The editors of this volume have done well to include essays on different aspects of the socio-economic and intellectual challenges that confronted Sayyid Ahmad Khan. The situational task did not admit of delay. He had an acute perception that his community was out of step with the times politically (in relation to the new rulers of the land) and economically (lacking requisite qualifications for the job market). Underlying both was an approach to tradition and religious dogma and the need, in his view, to segregate the essential from the non-essential to enable the community to develop a constructive view on modernity. He concluded that neither could be neglected. His theological views and the resulting gap between tradition and modernity, however, were totally out of step with orthodox opinion in his own community. It was therefore made to take a backseat to job-oriented education and, to use David Lelyveld’s words, ‘pay due respect to the received pieties.’
The college he founded refrained from teaching and publishing his views and elicited from a generation later the historian Mohammad Mujeeb’s harsh judgment that ‘the higher values were discarded for the lower’ and ‘exchanged for the infinite spaces of religious and moral obligation; the reconstruction of the social and economic life of a whole community were sacrificed to secure recruitment in the lower grades of government service for the sons of a few hundred Muslim families.’
Could he have done differently in the politico-theological turmoil of his times? The record of later Muslim reformers in India and elsewhere does not seem to suggest so.
Sayyid Ahmad Khan adjusted to the imperatives of his times and prioritised. The college (and the university that followed) consciously defined its reach in its initial stages and acquired an elite mindset. The community was taken to mean the upper crust, the so-called ashraf. The same was his approach to women’s education, as expressed in his 1882 testimony before the Indian Education Commission. The lingering impact of the latter, despite phenomenal changes since, lingers to this day and is borne out by data on education, workforce participation and social mobility.

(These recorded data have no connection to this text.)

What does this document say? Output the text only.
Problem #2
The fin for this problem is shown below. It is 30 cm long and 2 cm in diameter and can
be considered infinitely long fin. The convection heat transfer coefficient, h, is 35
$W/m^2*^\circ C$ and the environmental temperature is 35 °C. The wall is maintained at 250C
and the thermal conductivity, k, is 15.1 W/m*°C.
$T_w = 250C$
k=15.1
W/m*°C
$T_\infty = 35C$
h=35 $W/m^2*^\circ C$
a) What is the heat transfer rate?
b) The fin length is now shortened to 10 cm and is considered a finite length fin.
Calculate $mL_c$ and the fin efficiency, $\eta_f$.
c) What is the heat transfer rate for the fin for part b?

Neither the college nor its founder lived in isolation from other happenings in colonial India. The impulses then being generated sought answers; Sayyid Ahmad responded in terms of his priorities. A later generation would read meanings into this, and seek to mould political opinion around it. Neither do justice to the founder and his single-minded purpose.

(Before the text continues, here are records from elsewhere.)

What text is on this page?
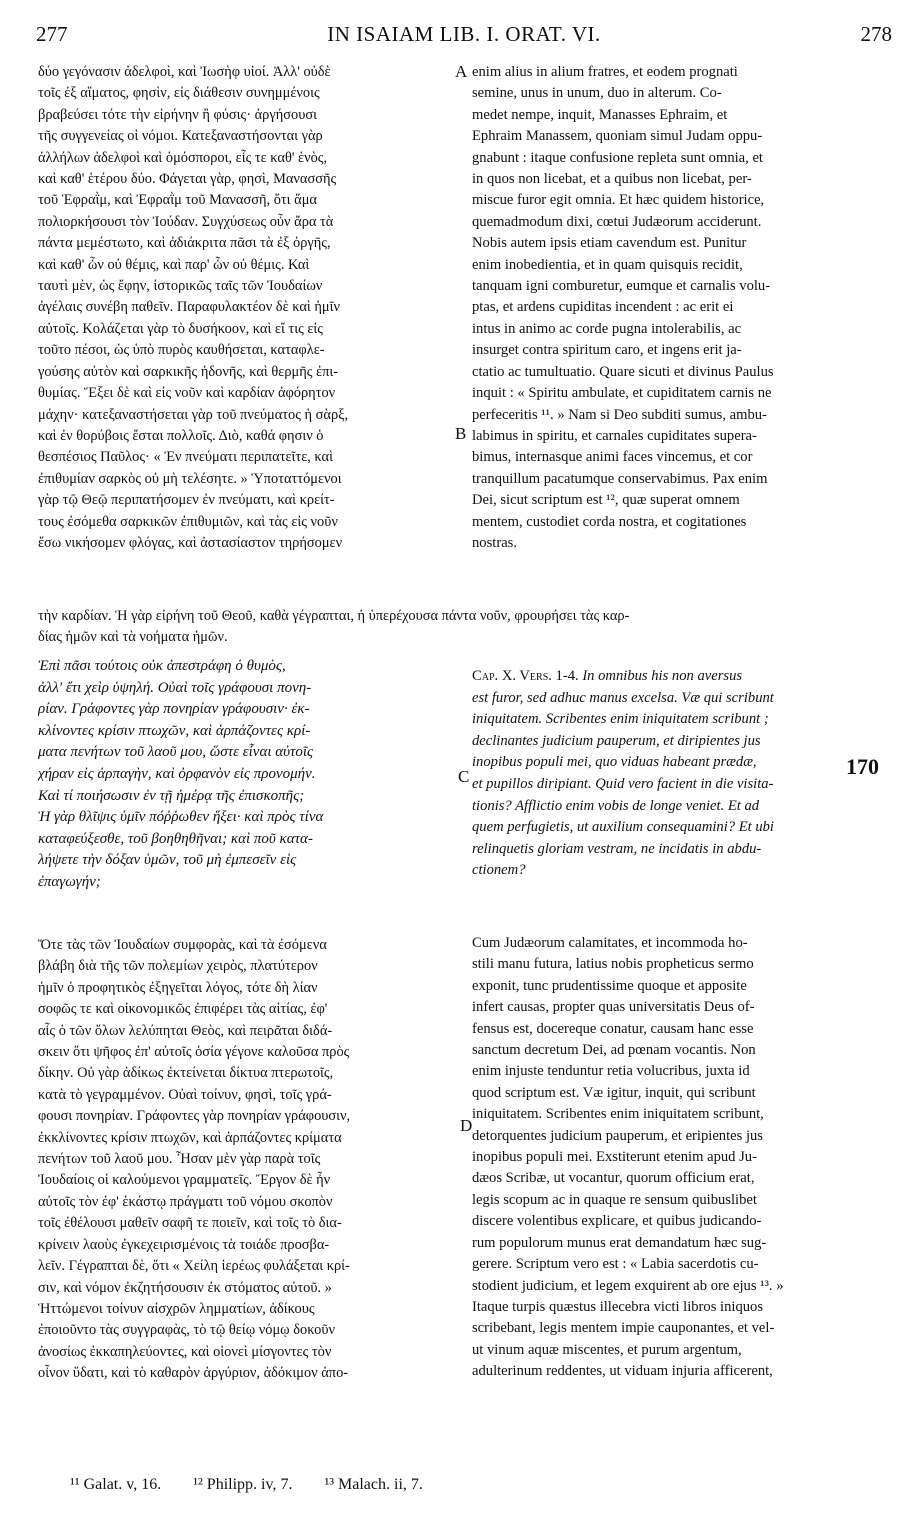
277	IN ISAIAM LIB. I. ORAT. VI.	278
δύο γεγόνασιν ἀδελφοὶ, καὶ Ἰωσὴφ υἱοί. Ἀλλ' οὐδὲ
τοῖς ἐξ αἵματος, φησὶν, εἰς διάθεσιν συνημμένοις
βραβεύσει τότε τὴν εἰρήνην ἢ φύσις· ἀργήσουσι
τῆς συγγενείας οἱ νόμοι. Κατεξαναστήσονται γὰρ
ἀλλήλων ἀδελφοὶ καὶ ὁμόσποροι, εἷς τε καθ' ἑνὸς,
καὶ καθ' ἑτέρου δύο. Φάγεται γὰρ, φησὶ, Μανασσῆς
τοῦ Ἐφραῒμ, καὶ Ἐφραῒμ τοῦ Μανασσῆ, ὅτι ἅμα
πολιορκήσουσι τὸν Ἰούδαν. Συγχύσεως οὖν ἄρα τὰ
πάντα μεμέστωτο, καὶ ἀδιάκριτα πᾶσι τὰ ἐξ ὀργῆς,
καὶ καθ' ὧν οὐ θέμις, καὶ παρ' ὧν οὐ θέμις. Καὶ
ταυτὶ μὲν, ὡς ἔφην, ἱστορικῶς ταῖς τῶν Ἰουδαίων
ἀγέλαις συνέβη παθεῖν. Παραφυλακτέον δὲ καὶ ἡμῖν
αὐτοῖς. Κολάζεται γὰρ τὸ δυσήκοον, καὶ εἴ τις εἰς
τοῦτο πέσοι, ὡς ὑπὸ πυρὸς καυθήσεται, καταφλε-
γούσης αὐτὸν καὶ σαρκικῆς ἡδονῆς, καὶ θερμῆς ἐπι-
θυμίας. Ἕξει δὲ καὶ εἰς νοῦν καὶ καρδίαν ἀφόρητον
μάχην· κατεξαναστήσεται γὰρ τοῦ πνεύματος ἡ σὰρξ,
καὶ ἐν θορύβοις ἔσται πολλοῖς. Διὸ, καθά φησιν ὁ
θεσπέσιος Παῦλος· « Ἐν πνεύματι περιπατεῖτε, καὶ
ἐπιθυμίαν σαρκὸς οὐ μὴ τελέσητε. » Ὑποταττόμενοι
γὰρ τῷ Θεῷ περιπατήσομεν ἐν πνεύματι, καὶ κρείτ-
τους ἐσόμεθα σαρκικῶν ἐπιθυμιῶν, καὶ τὰς εἰς νοῦν
ἔσω νικήσομεν φλόγας, καὶ ἀστασίαστον τηρήσομεν
enim alius in alium fratres, et eodem prognati
semine, unus in unum, duo in alterum. Co-
medet nempe, inquit, Manasses Ephraim, et
Ephraim Manassem, quoniam simul Judam oppu-
gnabunt : itaque confusione repleta sunt omnia, et
in quos non licebat, et a quibus non licebat, per-
miscue furor egit omnia. Et hæc quidem historice,
quemadmodum dixi, cœtui Judæorum acciderunt.
Nobis autem ipsis etiam cavendum est. Punitur
enim inobedientia, et in quam quisquis recidit,
tanquam igni comburetur, eumque et carnalis volu-
ptas, et ardens cupiditas incendent : ac erit ei
intus in animo ac corde pugna intolerabilis, ac
insurget contra spiritum caro, et ingens erit ja-
ctatio ac tumultuatio. Quare sicuti et divinus Paulus
inquit : « Spiritu ambulate, et cupiditatem carnis ne
perfeceritis ¹¹. » Nam si Deo subditi sumus, ambu-
labimus in spiritu, et carnales cupiditates supera-
bimus, internasque animi faces vincemus, et cor
tranquillum pacatumque conservabimus. Pax enim
Dei, sicut scriptum est ¹², quæ superat omnem
mentem, custodiet corda nostra, et cogitationes
nostras.
τὴν καρδίαν. Ἡ γὰρ εἰρήνη τοῦ Θεοῦ, καθὰ γέγραπται, ἡ ὑπερέχουσα πάντα νοῦν, φρουρήσει τὰς καρ-
δίας ἡμῶν καὶ τὰ νοήματα ἡμῶν.
Ἐπὶ πᾶσι τούτοις οὐκ ἀπεστράφη ὁ θυμὸς,
ἀλλ' ἔτι χεὶρ ὑψηλή. Οὐαὶ τοῖς γράφουσι πονη-
ρίαν. Γράφοντες γὰρ πονηρίαν γράφουσιν· ἐκ-
κλίνοντες κρίσιν πτωχῶν, καὶ ἁρπάζοντες κρί-
ματα πενήτων τοῦ λαοῦ μου, ὥστε εἶναι αὐτοῖς
χήραν εἰς ἁρπαγὴν, καὶ ὀρφανὸν εἰς προνομήν.
Καὶ τί ποιήσωσιν ἐν τῇ ἡμέρᾳ τῆς ἐπισκοπῆς;
Ἡ γὰρ θλῖψις ὑμῖν πόῤῥωθεν ἥξει· καὶ πρὸς τίνα
καταφεύξεσθε, τοῦ βοηθηθῆναι; καὶ ποῦ κατα-
λήψετε τὴν δόξαν ὑμῶν, τοῦ μὴ ἐμπεσεῖν εἰς
ἐπαγωγήν;
Cap. X. Vers. 1-4. In omnibus his non aversus
est furor, sed adhuc manus excelsa. Væ qui scribunt
iniquitatem. Scribentes enim iniquitatem scribunt ;
declinantes judicium pauperum, et diripientes jus
inopibus populi mei, quo viduas habeant prædæ,
et pupillos diripiant. Quid vero facient in die visita-
tionis? Afflictio enim vobis de longe veniet. Et ad
quem perfugietis, ut auxilium consequamini? Et ubi
relinquetis gloriam vestram, ne incidatis in abdu-
ctionem?
Ὅτε τὰς τῶν Ἰουδαίων συμφορὰς, καὶ τὰ ἐσόμενα
βλάβη διὰ τῆς τῶν πολεμίων χειρὸς, πλατύτερον
ἡμῖν ὁ προφητικὸς ἐξηγεῖται λόγος, τότε δὴ λίαν
σοφῶς τε καὶ οἰκονομικῶς ἐπιφέρει τὰς αἰτίας, ἐφ'
αἷς ὁ τῶν ὅλων λελύπηται Θεὸς, καὶ πειρᾶται διδά-
σκειν ὅτι ψῆφος ἐπ' αὐτοῖς ὁσία γέγονε καλοῦσα πρὸς
δίκην. Οὐ γὰρ ἀδίκως ἐκτείνεται δίκτυα πτερωτοῖς,
κατὰ τὸ γεγραμμένον. Οὐαὶ τοίνυν, φησὶ, τοῖς γρά-
φουσι πονηρίαν. Γράφοντες γὰρ πονηρίαν γράφουσιν,
ἐκκλίνοντες κρίσιν πτωχῶν, καὶ ἁρπάζοντες κρίματα
πενήτων τοῦ λαοῦ μου. Ἦσαν μὲν γὰρ παρὰ τοῖς
Ἰουδαίοις οἱ καλούμενοι γραμματεῖς. Ἔργον δὲ ἦν
αὐτοῖς τὸν ἐφ' ἑκάστῳ πράγματι τοῦ νόμου σκοπὸν
τοῖς ἐθέλουσι μαθεῖν σαφῆ τε ποιεῖν, καὶ τοῖς τὸ δια-
κρίνειν λαοὺς ἐγκεχειρισμένοις τὰ τοιάδε προσβα-
λεῖν. Γέγραπται δὲ, ὅτι « Χείλη ἱερέως φυλάξεται κρί-
σιν, καὶ νόμον ἐκζητήσουσιν ἐκ στόματος αὐτοῦ. »
Ἡττώμενοι τοίνυν αἰσχρῶν λημματίων, ἀδίκους
ἐποιοῦντο τὰς συγγραφὰς, τὸ τῷ θείῳ νόμῳ δοκοῦν
ἀνοσίως ἐκκαπηλεύοντες, καὶ οἱονεὶ μίσγοντες τὸν
οἶνον ὕδατι, καὶ τὸ καθαρὸν ἀργύριον, ἀδόκιμον ἀπο-
Cum Judæorum calamitates, et incommoda ho-
stili manu futura, latius nobis propheticus sermo
exponit, tunc prudentissime quoque et apposite
infert causas, propter quas universitatis Deus of-
fensus est, docereque conatur, causam hanc esse
sanctum decretum Dei, ad pœnam vocantis. Non
enim injuste tenduntur retia volucribus, juxta id
quod scriptum est. Væ igitur, inquit, qui scribunt
iniquitatem. Scribentes enim iniquitatem scribunt,
detorquentes judicium pauperum, et eripientes jus
inopibus populi mei. Exstiterunt etenim apud Ju-
dæos Scribæ, ut vocantur, quorum officium erat,
legis scopum ac in quaque re sensum quibuslibet
discere volentibus explicare, et quibus judicando-
rum populorum munus erat demandatum hæc sug-
gerere. Scriptum vero est : « Labia sacerdotis cu-
stodient judicium, et legem exquirent ab ore ejus ¹³. »
Itaque turpis quæstus illecebra victi libros iniquos
scribebant, legis mentem impie cauponantes, et vel-
ut vinum aquæ miscentes, et purum argentum,
adulterinum reddentes, ut viduam injuria afficerent,
A
B
C
D
170
¹¹ Galat. v, 16. ¹² Philipp. iv, 7. ¹³ Malach. ii, 7.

What remains undone, or inadequately done, is Sayyid Ahmad’s unfinished agenda of Islamic modernity, to think what Mohammad Arkoun termed the ‘un-thought and the unthinkable’ and to re-visualise in the 21st century his wider challenge of modernity premised on toleration and progress. These are important ingredients in our approach to accommodation of diversity in India’s societal make up; they also present a relevant model for a globalising world. Challenges do remain; but these have to be faced not in insularity but in greater involvement.
Hamid Ansari was vice president of India.